つながるワイヤレス通信機器の開発手法(17) ――市場に受け入れられる製品は何かを見極める
● 電車賃もゲーム代も携帯電話で支払う
最近,携帯電話にRFID(radio frequency identification)タグを付けて電車の定期券や切符の代わりに使えるようにしたものが発売されている.いつも持ち歩いている携帯電話が定期券代わりになれば,なにかと便利であるが,こうしたユーザの利便性以外にも利点が隠れている.

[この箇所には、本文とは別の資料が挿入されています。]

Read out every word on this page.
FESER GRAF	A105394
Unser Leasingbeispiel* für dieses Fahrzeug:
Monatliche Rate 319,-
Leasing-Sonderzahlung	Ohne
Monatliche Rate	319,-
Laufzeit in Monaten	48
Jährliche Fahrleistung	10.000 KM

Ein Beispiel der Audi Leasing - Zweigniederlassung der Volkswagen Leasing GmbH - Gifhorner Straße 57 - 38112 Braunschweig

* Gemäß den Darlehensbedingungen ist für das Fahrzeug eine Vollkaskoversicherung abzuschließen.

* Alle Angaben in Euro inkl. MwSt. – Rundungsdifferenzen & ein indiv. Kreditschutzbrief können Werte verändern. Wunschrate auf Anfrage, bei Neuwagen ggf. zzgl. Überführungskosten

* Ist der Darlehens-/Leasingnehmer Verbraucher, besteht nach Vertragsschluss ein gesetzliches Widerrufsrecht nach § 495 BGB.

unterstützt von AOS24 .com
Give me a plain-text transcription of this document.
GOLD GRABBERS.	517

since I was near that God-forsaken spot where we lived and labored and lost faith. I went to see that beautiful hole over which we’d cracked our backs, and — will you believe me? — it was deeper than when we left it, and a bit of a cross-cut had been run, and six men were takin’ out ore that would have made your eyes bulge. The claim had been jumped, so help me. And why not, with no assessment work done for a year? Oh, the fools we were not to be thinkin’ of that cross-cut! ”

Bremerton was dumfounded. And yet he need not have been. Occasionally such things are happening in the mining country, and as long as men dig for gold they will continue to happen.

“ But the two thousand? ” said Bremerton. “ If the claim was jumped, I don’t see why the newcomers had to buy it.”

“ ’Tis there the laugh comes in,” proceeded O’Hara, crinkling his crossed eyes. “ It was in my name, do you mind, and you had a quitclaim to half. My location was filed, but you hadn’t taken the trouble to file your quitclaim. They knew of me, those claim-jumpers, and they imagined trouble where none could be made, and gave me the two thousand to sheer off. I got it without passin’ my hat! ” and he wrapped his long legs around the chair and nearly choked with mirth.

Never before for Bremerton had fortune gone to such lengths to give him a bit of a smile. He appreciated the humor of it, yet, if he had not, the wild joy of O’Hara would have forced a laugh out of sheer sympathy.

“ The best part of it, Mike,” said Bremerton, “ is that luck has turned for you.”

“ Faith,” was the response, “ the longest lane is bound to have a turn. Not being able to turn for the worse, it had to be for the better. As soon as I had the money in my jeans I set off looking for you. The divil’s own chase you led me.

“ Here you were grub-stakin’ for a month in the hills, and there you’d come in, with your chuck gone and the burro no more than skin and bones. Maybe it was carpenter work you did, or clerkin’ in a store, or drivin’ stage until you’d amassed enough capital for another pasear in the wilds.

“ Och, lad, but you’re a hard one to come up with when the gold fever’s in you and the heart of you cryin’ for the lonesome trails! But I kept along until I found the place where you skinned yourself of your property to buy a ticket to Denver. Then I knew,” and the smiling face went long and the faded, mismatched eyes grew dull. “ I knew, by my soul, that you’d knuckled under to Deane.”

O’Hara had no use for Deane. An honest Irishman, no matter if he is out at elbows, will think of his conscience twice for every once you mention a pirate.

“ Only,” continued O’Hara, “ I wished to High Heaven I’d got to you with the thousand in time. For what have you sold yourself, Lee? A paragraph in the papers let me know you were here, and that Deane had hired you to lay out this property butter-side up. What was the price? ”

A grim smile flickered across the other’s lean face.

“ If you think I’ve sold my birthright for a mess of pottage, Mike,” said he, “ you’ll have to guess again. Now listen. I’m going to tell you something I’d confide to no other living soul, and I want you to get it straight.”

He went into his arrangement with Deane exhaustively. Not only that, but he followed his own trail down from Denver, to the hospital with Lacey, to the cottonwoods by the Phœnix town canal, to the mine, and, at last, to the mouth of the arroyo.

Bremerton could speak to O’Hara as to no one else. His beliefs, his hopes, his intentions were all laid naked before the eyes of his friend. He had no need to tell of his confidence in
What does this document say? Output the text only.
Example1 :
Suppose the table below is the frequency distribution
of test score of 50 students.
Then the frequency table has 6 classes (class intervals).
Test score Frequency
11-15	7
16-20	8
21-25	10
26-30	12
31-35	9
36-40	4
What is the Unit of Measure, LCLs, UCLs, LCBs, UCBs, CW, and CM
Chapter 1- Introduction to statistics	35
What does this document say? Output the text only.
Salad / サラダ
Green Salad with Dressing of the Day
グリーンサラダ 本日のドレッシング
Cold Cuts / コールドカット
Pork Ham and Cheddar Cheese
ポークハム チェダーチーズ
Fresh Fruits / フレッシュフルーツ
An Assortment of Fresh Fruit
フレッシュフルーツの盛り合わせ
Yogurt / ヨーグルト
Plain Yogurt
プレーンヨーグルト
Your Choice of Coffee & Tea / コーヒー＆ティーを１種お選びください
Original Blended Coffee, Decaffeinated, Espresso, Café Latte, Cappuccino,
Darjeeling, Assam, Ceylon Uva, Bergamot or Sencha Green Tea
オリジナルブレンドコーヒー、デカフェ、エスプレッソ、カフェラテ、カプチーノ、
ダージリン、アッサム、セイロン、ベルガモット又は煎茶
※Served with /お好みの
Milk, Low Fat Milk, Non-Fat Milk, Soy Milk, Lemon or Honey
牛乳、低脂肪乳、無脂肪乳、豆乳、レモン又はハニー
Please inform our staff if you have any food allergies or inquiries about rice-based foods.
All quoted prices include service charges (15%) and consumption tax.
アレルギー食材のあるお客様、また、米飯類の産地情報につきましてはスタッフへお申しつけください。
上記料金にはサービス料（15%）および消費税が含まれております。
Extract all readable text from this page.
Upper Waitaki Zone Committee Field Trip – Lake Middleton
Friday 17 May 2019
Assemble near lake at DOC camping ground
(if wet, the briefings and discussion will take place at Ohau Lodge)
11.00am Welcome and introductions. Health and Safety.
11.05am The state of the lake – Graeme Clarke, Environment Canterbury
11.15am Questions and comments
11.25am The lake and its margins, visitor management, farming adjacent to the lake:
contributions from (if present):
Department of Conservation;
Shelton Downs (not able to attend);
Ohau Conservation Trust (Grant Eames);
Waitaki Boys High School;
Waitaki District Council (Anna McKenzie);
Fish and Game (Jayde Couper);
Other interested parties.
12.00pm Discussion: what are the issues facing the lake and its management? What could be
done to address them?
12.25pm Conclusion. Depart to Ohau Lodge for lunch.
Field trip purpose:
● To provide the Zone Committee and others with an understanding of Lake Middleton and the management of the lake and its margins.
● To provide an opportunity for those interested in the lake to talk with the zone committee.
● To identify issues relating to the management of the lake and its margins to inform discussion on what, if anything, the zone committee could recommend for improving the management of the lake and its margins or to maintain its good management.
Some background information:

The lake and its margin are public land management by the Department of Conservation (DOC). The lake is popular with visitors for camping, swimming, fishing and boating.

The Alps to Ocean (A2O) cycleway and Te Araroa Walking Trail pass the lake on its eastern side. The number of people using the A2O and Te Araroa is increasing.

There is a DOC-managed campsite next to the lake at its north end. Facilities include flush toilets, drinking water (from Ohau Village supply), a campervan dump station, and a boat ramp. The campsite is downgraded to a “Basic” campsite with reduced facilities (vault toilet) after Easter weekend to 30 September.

例えば,紙の切符や定期券は自動改札で目詰まりしやすく,混雑の原因になる.また,目詰まりを起こすたびに駅員や保守会社が対応するため,費用が高くつき,鉄道会社の負担が大きくなる.
携帯電話に定期券やそのほかの料金回収機能が備わった場合,その料金は電話事業者が携帯電話料金とともに携帯電話の使用者から回収して,鉄道会社などに振り込むということが考えられる.このとき,電話事業者は小額代金回収手数料として,鉄道会社からいくらかの収入を得ることができる.iモードのコンテンツ使用量の回収と同じやりかたである.
業務用ゲーム機のメーカも,このようなしくみを導入することを検討している.これまで,業務用ゲーム機では1ゲーム当たりの料金はほとんどの場合が100円(1コイン)だった.例えば5%の消費税率が上昇したり,ゲーム・コンテンツの開発費やゲーム機器自体の価格が上がった場合,料金を100円刻みで上げていくか(ユーザにとっては割高に感じる),100円の収入の中でやりくりしなければならない(ゲーム・センタの経営側にとってはトータルの収益が下がる).ここでRFIDタグなどを用いて料金を徴収するしくみを導入すれば,110円とか105円といった細かい刻みの料金回収が可能となる.
関係者にとってメリットが多い製品(あるいはシステム)ほどヒットする可能性が高い.携帯電話に組み込まれる新しい技術についても同じことが言える.今後,技術的には,たいていの機能を携帯電話に組み込めると思う.しかし,それがユーザに受け入れられるかどうかは別の問題である.製品企画は技術者のひとりよがりから生まれるものではなく,多くの人が喜ぶところから生まれなくてはならない.